Lipödem, 24.07.2014

Das Lipödem ist eine Erkrankung die mit einer Fettgewebsvermehrung seitlich an den Hüften und am Gesäß beginnt und je nach Schweregrad nicht nur die Beine sondern auch die Arme betreffen kann.

Typischerweise ist diese Fettgewebsvermehrung verbunden mit Beschwerden an den betroffenen Extremitäten in Form von Spannungsgefühl, erhöhte Prallheit sowie Druck- und Berührungsempfindlichkeit. Das Lipödem tritt fast ausschließlich bei Frauen auf, vor allem nach der Pubertät, nach einer Schwangerschaft oder im Klimakterium.

Genetische Faktoren, hormonelle Veränderungen als auch Gewichtszunahme werden als mögliche Ursachen diskutiert. Die betroffenen Fettzellen sind dabei krankhaft verändert.

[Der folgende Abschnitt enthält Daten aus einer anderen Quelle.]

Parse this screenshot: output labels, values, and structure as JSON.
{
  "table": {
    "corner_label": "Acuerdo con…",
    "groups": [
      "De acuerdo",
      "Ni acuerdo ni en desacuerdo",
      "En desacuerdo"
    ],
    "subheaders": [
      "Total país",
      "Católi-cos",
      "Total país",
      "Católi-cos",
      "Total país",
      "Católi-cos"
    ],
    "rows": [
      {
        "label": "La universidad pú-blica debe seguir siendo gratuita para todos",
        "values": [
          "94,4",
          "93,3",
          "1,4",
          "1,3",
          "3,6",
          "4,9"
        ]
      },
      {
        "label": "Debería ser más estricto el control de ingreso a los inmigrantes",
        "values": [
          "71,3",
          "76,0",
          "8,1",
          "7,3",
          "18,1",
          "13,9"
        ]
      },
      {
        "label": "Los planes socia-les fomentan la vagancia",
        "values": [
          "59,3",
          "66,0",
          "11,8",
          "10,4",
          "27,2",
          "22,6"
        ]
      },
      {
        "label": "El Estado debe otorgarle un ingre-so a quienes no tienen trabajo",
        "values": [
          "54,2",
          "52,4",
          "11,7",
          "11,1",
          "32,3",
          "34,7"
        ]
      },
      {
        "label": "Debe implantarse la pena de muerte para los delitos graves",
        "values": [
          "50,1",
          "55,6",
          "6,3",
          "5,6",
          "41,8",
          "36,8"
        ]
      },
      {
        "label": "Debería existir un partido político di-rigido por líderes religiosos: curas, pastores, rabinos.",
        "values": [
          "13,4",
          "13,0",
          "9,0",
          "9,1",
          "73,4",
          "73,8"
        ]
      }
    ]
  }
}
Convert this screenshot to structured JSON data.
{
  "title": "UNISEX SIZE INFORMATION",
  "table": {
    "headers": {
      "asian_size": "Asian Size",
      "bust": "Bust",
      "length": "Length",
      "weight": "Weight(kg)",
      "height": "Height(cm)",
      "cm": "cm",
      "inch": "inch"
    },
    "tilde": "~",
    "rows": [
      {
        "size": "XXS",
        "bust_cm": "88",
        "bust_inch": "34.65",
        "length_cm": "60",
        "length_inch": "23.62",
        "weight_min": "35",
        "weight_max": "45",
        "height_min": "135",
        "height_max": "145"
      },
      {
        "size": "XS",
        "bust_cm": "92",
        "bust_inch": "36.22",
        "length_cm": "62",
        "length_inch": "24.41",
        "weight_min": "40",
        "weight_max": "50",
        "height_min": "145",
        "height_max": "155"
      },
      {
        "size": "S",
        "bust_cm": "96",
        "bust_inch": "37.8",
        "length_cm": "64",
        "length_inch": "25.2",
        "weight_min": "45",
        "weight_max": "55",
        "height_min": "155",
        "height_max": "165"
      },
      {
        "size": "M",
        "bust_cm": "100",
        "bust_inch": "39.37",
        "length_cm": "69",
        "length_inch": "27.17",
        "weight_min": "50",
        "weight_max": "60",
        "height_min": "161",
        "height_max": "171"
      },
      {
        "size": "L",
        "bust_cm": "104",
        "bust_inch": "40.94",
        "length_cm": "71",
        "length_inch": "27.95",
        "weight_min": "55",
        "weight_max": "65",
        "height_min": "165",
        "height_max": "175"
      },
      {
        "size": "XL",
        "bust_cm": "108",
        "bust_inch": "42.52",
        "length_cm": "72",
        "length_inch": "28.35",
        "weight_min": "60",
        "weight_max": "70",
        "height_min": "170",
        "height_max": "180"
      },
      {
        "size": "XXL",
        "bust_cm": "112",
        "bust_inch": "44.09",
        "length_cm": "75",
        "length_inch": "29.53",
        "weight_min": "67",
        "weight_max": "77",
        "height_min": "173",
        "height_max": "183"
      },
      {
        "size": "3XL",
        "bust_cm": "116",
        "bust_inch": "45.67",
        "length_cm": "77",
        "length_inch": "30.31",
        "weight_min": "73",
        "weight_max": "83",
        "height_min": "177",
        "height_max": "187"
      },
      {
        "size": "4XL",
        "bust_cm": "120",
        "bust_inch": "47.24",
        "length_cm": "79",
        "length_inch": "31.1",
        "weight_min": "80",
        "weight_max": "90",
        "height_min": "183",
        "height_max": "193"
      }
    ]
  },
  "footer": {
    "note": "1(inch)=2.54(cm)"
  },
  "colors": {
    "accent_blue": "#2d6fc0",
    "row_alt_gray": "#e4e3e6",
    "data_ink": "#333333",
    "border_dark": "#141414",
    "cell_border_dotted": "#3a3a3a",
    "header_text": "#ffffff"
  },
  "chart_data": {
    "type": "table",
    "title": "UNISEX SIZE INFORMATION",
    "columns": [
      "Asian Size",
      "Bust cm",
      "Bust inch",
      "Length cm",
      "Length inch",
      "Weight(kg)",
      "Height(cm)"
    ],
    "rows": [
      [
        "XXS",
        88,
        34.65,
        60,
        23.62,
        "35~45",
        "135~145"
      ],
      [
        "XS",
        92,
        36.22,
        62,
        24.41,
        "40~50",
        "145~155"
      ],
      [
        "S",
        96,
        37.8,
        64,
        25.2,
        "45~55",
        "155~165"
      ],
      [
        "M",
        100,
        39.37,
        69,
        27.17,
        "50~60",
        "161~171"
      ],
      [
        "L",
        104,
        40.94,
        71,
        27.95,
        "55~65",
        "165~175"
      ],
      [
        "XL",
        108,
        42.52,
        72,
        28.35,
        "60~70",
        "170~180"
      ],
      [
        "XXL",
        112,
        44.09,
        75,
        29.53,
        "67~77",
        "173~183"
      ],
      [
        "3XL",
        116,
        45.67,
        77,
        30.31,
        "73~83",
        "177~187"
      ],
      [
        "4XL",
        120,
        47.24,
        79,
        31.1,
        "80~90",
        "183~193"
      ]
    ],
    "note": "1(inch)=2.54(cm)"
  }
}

Das Lipödem ist nicht Ausdruck von Übergewicht – deshalb ist es nicht erfolgversprechend, den betroffenen Patientinnen eine Abmagerungskur zu empfehlen.

Schweregrade

  • Typ I: Fettgewebsvermehrung im Bereich von Gesäß und Hüfte (Reiterhosenphänomen)
  • Typ II: Das Lipödem reicht bis zu den Knien, Fettlappenbildungen im Bereich der Knieinnenseite
  • Typ III: Das Lipödem reicht von den Hüften bis zu den Knöcheln
  • Typ IV: Arme und Beine sind bis zu den Handgelenken / Knöcheln, also mit Ausnahme der Füße und Hände betroffen
  • Typ V: Lipolymphödem mit vermehrter Wassereinlagerung in Hand- und Fußrücken sowie Fingern und Zehen

Zusammenfassung

  • das Lipödem ist eine vermutlich angeborene Fettverteilungsstörung bei Frauen
  • charakteristisch ist der Druckschmerz in Armen und Beinen
  • keine Besserung der Beschwerden durch Diäten und Sport möglich
  • eine Therapie sollte sobald wie möglich eingeleitete werden um ein Fortschreiten der Erkrankung zu verhindern

Konservative Therapie

Entstauungsbehandlungen in Form von Lymphdrainagen, Gymnastik und Kompressionsstrümpfen die Ödeme aus den Beinen entfernen. Sehr effektiv wirken die eigens dafür entwickelte Lymphdrainagen nach Dr. Vodder.

Auf einen Blick:

  • Lymphdrainage
  • Tragen von spezieller Kompressionsbekleidung an Armen und Beinen
  • Zusätzliche Kuraufenthalte sind sinnvoll
  • Therapie ist lebenslang notwendig

Operative Therapie

Durch die Liposuktion (Fettabsaugung) ist eine ursächliche Behandlung möglich geworden. Durch Weiterentwicklung der Liposuctionstechnik wie Tumeszenz-Lokalanästhesie als auch Verwendung der Microvibrationskanüle wurde die Behandlung des Lipödems wesentlich verbessert. Durch Beseitigung des vermehrten Fettvolumens wird nicht nur das Aussehen wieder normalisiert, sondern es werden auch die dadurch entstehenden körperlichen und psychischen Beschwerden reduziert oder beseitigt. Es ist zwar dennoch meist zusätzlich eine Entstauungsbehandlung nötig, aber in deutlich eingeschränktem Maße. Auch beim Tragen von Kompressionsstrümpfen kann meist eine niedrigere Kompressionsklasse eingesetzt werden.

Auf einen Blick:

  • Reduktion des Lipödems durch Operation: Lipsocution
  • Nach der OP: intensive Kurtherapie mit Lymphdrainage empfehlenswert
  • Bandagierung/Kompression
  • Ziel: Schmerzfreiheit, Umfangsveränderung und in der Regel keine Lymphdrainage und Kompression langfristig mehr nötig.